Dr Charlotte Millar, University of Melbourne

Urban Ghosts: Space and Spectral Narratives in Early Modern London


Semester 2 2020

Monday 17 August

Dr Sarah Bendall, University of Melbourne

“Ffor whalebones to it”: The baleen trade and fashion in early modern Europe

Monday 21 September

Dr Matthew Champion, Australian Catholic University

The Sands of Time: Histories of the Medieval and Early Modern Hourglass

Monday 19 October

Professor Paul Salzman, La Trobe University

Private Books in Public Libraries

In 2017, John Emmerson’s extraordinary collection of early modern books, mostly but not entirely connected to the Civil War, was bequeathed to the State Library of Victoria. In this talk I will discuss the nature of the collection, but focus on what it means for a focused collection that has been in private hands to enter the public realm. How is scholarship changed by such a move, and how do libraries satisfy the conflicting demands of access and preservation of such collections. I will compare the impact of the Emmerson Collection with similar movements of private collection into other libraries, notably the New York Public Library, the Morgan Library, The Folger Shakespeare Library, the Bodleian Library and the Library of University College, London.

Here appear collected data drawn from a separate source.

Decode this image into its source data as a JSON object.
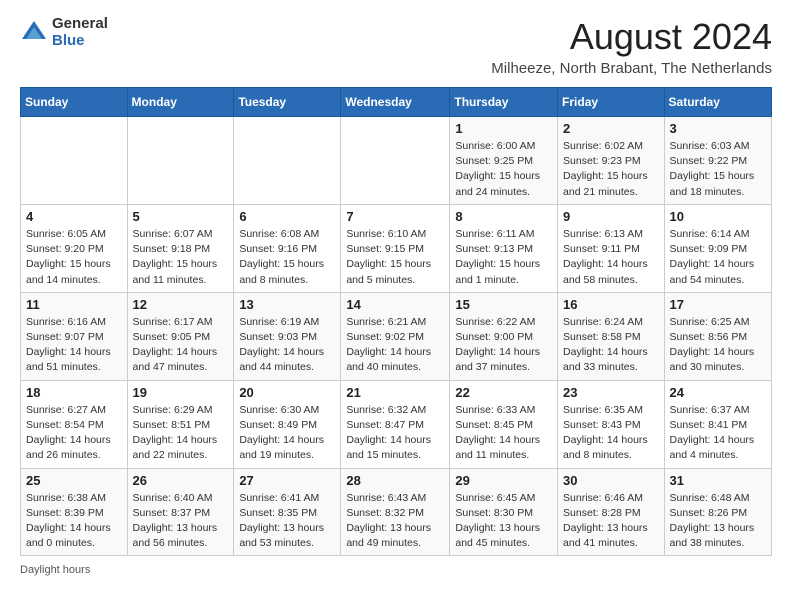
{
  "logo": {
    "general": "General",
    "blue": "Blue"
  },
  "title": "August 2024",
  "subtitle": "Milheeze, North Brabant, The Netherlands",
  "weekdays": [
    "Sunday",
    "Monday",
    "Tuesday",
    "Wednesday",
    "Thursday",
    "Friday",
    "Saturday"
  ],
  "weeks": [
    [
      {
        "day": "",
        "info": ""
      },
      {
        "day": "",
        "info": ""
      },
      {
        "day": "",
        "info": ""
      },
      {
        "day": "",
        "info": ""
      },
      {
        "day": "1",
        "info": "Sunrise: 6:00 AM\nSunset: 9:25 PM\nDaylight: 15 hours\nand 24 minutes."
      },
      {
        "day": "2",
        "info": "Sunrise: 6:02 AM\nSunset: 9:23 PM\nDaylight: 15 hours\nand 21 minutes."
      },
      {
        "day": "3",
        "info": "Sunrise: 6:03 AM\nSunset: 9:22 PM\nDaylight: 15 hours\nand 18 minutes."
      }
    ],
    [
      {
        "day": "4",
        "info": "Sunrise: 6:05 AM\nSunset: 9:20 PM\nDaylight: 15 hours\nand 14 minutes."
      },
      {
        "day": "5",
        "info": "Sunrise: 6:07 AM\nSunset: 9:18 PM\nDaylight: 15 hours\nand 11 minutes."
      },
      {
        "day": "6",
        "info": "Sunrise: 6:08 AM\nSunset: 9:16 PM\nDaylight: 15 hours\nand 8 minutes."
      },
      {
        "day": "7",
        "info": "Sunrise: 6:10 AM\nSunset: 9:15 PM\nDaylight: 15 hours\nand 5 minutes."
      },
      {
        "day": "8",
        "info": "Sunrise: 6:11 AM\nSunset: 9:13 PM\nDaylight: 15 hours\nand 1 minute."
      },
      {
        "day": "9",
        "info": "Sunrise: 6:13 AM\nSunset: 9:11 PM\nDaylight: 14 hours\nand 58 minutes."
      },
      {
        "day": "10",
        "info": "Sunrise: 6:14 AM\nSunset: 9:09 PM\nDaylight: 14 hours\nand 54 minutes."
      }
    ],
    [
      {
        "day": "11",
        "info": "Sunrise: 6:16 AM\nSunset: 9:07 PM\nDaylight: 14 hours\nand 51 minutes."
      },
      {
        "day": "12",
        "info": "Sunrise: 6:17 AM\nSunset: 9:05 PM\nDaylight: 14 hours\nand 47 minutes."
      },
      {
        "day": "13",
        "info": "Sunrise: 6:19 AM\nSunset: 9:03 PM\nDaylight: 14 hours\nand 44 minutes."
      },
      {
        "day": "14",
        "info": "Sunrise: 6:21 AM\nSunset: 9:02 PM\nDaylight: 14 hours\nand 40 minutes."
      },
      {
        "day": "15",
        "info": "Sunrise: 6:22 AM\nSunset: 9:00 PM\nDaylight: 14 hours\nand 37 minutes."
      },
      {
        "day": "16",
        "info": "Sunrise: 6:24 AM\nSunset: 8:58 PM\nDaylight: 14 hours\nand 33 minutes."
      },
      {
        "day": "17",
        "info": "Sunrise: 6:25 AM\nSunset: 8:56 PM\nDaylight: 14 hours\nand 30 minutes."
      }
    ],
    [
      {
        "day": "18",
        "info": "Sunrise: 6:27 AM\nSunset: 8:54 PM\nDaylight: 14 hours\nand 26 minutes."
      },
      {
        "day": "19",
        "info": "Sunrise: 6:29 AM\nSunset: 8:51 PM\nDaylight: 14 hours\nand 22 minutes."
      },
      {
        "day": "20",
        "info": "Sunrise: 6:30 AM\nSunset: 8:49 PM\nDaylight: 14 hours\nand 19 minutes."
      },
      {
        "day": "21",
        "info": "Sunrise: 6:32 AM\nSunset: 8:47 PM\nDaylight: 14 hours\nand 15 minutes."
      },
      {
        "day": "22",
        "info": "Sunrise: 6:33 AM\nSunset: 8:45 PM\nDaylight: 14 hours\nand 11 minutes."
      },
      {
        "day": "23",
        "info": "Sunrise: 6:35 AM\nSunset: 8:43 PM\nDaylight: 14 hours\nand 8 minutes."
      },
      {
        "day": "24",
        "info": "Sunrise: 6:37 AM\nSunset: 8:41 PM\nDaylight: 14 hours\nand 4 minutes."
      }
    ],
    [
      {
        "day": "25",
        "info": "Sunrise: 6:38 AM\nSunset: 8:39 PM\nDaylight: 14 hours\nand 0 minutes."
      },
      {
        "day": "26",
        "info": "Sunrise: 6:40 AM\nSunset: 8:37 PM\nDaylight: 13 hours\nand 56 minutes."
      },
      {
        "day": "27",
        "info": "Sunrise: 6:41 AM\nSunset: 8:35 PM\nDaylight: 13 hours\nand 53 minutes."
      },
      {
        "day": "28",
        "info": "Sunrise: 6:43 AM\nSunset: 8:32 PM\nDaylight: 13 hours\nand 49 minutes."
      },
      {
        "day": "29",
        "info": "Sunrise: 6:45 AM\nSunset: 8:30 PM\nDaylight: 13 hours\nand 45 minutes."
      },
      {
        "day": "30",
        "info": "Sunrise: 6:46 AM\nSunset: 8:28 PM\nDaylight: 13 hours\nand 41 minutes."
      },
      {
        "day": "31",
        "info": "Sunrise: 6:48 AM\nSunset: 8:26 PM\nDaylight: 13 hours\nand 38 minutes."
      }
    ]
  ],
  "footer": "Daylight hours"
}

Paul Salzman FAHA is an Emeritus Professor at La Trobe University. He has published widely in the fields of early modern women’s writing, editing, editorial theory, and literary history. His most recent book is Editors Construct the Renaissance Canon, 1825-1915 (Palgrave, 2018). He is currently working on a project about facsimiles, forgeries, and eighteenth and nineteenth century editing.